Background: The overall incidence of cervical spine injury (CSI) has been estimated from small studies; the incidence of specific injury types is less well established. The approach to screening for CSI has not been well studied; variation may exist based on Trauma Center (TC) level and type (academic vs. nonacademic). We attempted to define the incidence of different types of CSI and determine whether a national standard for cervical spine clearance (CSC) could be identified. We hypothesized a significant variation in incidence of CSI and approach to CSC based on TC level and type.
Methods: In a survey of 615 TC, institutions were asked to describe themselves as academic/nonacademic and provide a Level I-IV. Questions concerned demographics, Injury Severity Score, incidence of CSI, clinical resources, and approach to CSC. Methods of CSC included protocols, use of flexion-extension films, computed tomography, magnetic resonance imaging, and cervical collars. Clinical scenarios examined indications and technique for CSC.
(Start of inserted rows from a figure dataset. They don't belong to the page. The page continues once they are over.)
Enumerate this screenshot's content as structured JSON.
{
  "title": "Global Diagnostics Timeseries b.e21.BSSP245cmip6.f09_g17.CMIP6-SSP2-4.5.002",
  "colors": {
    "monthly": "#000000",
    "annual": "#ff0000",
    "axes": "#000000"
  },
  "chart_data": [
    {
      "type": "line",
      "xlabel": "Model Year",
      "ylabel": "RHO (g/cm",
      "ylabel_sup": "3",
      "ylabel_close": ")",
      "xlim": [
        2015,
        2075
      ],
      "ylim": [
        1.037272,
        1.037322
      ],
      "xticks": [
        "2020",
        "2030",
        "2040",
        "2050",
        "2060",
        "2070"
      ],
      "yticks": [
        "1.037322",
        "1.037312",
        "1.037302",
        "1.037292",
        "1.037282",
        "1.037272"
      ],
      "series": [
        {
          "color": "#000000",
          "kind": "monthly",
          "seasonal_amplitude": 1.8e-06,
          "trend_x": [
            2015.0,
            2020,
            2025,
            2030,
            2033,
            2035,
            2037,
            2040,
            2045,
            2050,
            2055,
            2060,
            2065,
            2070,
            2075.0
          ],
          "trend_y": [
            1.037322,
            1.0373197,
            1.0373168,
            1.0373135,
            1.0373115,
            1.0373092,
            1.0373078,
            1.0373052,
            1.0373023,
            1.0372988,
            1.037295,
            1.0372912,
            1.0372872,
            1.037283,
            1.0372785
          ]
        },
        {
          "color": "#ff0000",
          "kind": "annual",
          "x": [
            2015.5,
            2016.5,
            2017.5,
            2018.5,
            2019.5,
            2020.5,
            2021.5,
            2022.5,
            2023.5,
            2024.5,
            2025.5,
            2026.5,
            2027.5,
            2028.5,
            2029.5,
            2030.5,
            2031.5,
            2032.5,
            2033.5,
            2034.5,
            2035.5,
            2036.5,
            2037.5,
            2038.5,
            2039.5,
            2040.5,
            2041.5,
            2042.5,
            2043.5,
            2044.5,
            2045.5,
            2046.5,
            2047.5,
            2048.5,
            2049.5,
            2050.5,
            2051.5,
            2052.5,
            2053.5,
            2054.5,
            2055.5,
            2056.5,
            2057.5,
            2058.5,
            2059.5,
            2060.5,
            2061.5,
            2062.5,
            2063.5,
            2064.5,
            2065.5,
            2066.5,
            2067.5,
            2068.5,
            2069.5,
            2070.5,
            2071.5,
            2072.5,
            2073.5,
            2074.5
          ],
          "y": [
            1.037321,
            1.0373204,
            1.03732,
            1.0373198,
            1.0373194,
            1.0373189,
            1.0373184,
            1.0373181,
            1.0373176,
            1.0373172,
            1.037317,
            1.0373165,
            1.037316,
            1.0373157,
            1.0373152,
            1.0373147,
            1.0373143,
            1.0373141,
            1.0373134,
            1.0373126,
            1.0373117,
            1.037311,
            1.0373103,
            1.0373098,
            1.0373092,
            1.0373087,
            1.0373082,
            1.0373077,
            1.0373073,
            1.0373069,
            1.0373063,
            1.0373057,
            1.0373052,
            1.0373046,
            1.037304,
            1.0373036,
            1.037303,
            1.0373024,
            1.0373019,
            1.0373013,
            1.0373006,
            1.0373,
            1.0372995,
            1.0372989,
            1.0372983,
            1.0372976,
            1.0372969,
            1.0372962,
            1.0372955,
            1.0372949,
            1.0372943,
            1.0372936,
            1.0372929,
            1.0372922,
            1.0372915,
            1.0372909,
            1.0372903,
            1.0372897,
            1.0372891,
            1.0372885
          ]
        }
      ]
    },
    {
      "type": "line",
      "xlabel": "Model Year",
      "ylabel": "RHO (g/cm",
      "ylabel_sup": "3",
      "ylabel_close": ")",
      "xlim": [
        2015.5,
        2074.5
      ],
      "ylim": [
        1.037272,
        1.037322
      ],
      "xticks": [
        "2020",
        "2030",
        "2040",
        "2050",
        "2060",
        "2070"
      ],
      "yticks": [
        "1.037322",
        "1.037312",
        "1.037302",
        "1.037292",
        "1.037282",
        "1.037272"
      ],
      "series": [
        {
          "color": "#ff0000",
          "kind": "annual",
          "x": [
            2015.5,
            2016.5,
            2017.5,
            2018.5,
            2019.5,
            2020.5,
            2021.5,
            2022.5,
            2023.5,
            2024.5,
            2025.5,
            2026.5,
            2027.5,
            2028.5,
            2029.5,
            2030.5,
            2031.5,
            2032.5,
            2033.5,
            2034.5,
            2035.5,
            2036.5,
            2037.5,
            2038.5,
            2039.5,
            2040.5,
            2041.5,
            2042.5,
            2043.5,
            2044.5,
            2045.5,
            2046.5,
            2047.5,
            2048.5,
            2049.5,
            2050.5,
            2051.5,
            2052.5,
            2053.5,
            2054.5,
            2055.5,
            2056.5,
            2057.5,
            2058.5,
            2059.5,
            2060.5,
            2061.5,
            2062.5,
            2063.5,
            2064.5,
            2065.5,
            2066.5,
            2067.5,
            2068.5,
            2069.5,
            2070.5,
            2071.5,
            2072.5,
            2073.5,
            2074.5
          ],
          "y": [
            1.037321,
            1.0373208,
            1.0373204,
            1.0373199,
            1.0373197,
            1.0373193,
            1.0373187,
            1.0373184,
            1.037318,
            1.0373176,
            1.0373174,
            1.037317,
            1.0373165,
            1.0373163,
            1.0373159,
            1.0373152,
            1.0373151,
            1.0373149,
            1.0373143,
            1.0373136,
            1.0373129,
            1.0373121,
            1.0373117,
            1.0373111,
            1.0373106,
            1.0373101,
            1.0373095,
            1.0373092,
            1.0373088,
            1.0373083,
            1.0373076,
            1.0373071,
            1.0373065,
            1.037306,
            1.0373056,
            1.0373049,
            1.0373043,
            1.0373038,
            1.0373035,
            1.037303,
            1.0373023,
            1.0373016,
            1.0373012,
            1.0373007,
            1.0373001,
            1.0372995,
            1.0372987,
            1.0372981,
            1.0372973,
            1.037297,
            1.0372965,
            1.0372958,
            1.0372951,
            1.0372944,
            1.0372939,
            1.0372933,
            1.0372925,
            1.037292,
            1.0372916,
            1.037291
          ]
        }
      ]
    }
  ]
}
Results: A total of 637 surveys were sent to 615 TC (25 follow-ups), and 165 TC (25%) responded. A total of 156 TC provided data for type: academic 44 (28%), nonacademic 112 (72%). A total of 142 TC provided data for level: 49 (34%) Level I, 75 (53%), Level II, 18 (13%), Level III. A total of 111,219 patients were entered into the trauma registries of these TC. The overall incidence of all types of CSI was 4.3%, CSI without spinal cord injury was 3.0%, spinal cord injury without fracture was 0.70%, and delayed diagnosis of all types of CSI was 0.01%. There was no difference in the incidence of CSI overall or by subtype based on TC level or type. Injury Severity Score correlated with incidence of CSI without cord injury (r = 0.387, p < 0.01). Regarding approach to CSC, differences existed by TC level and type for responsibility for CSC and protocols for CSC (p < 0.05). Level II TC felt early flexion-extension views were potentially harmful (60%); Level I TC did not (39%) (p < 0.05). Regarding indications for CSC, there was agreement on 10 of 11 clinical scenarios. For three of five clinical scenarios examining radiographic approach to CSC there was a broad distribution of approaches to patients with normal radiographs and cervical pain, altered mental status, coma.
Conclusion: Incidence of CSI is uniform by TC level and type. Incidence of spinal cord injury without fracture is low: 0.7%. Reported rate of missed CSI is very low: 0.01%. There is good agreement (>78%) among TC on indications for CSC but less agreement on radiographic approach to CSC.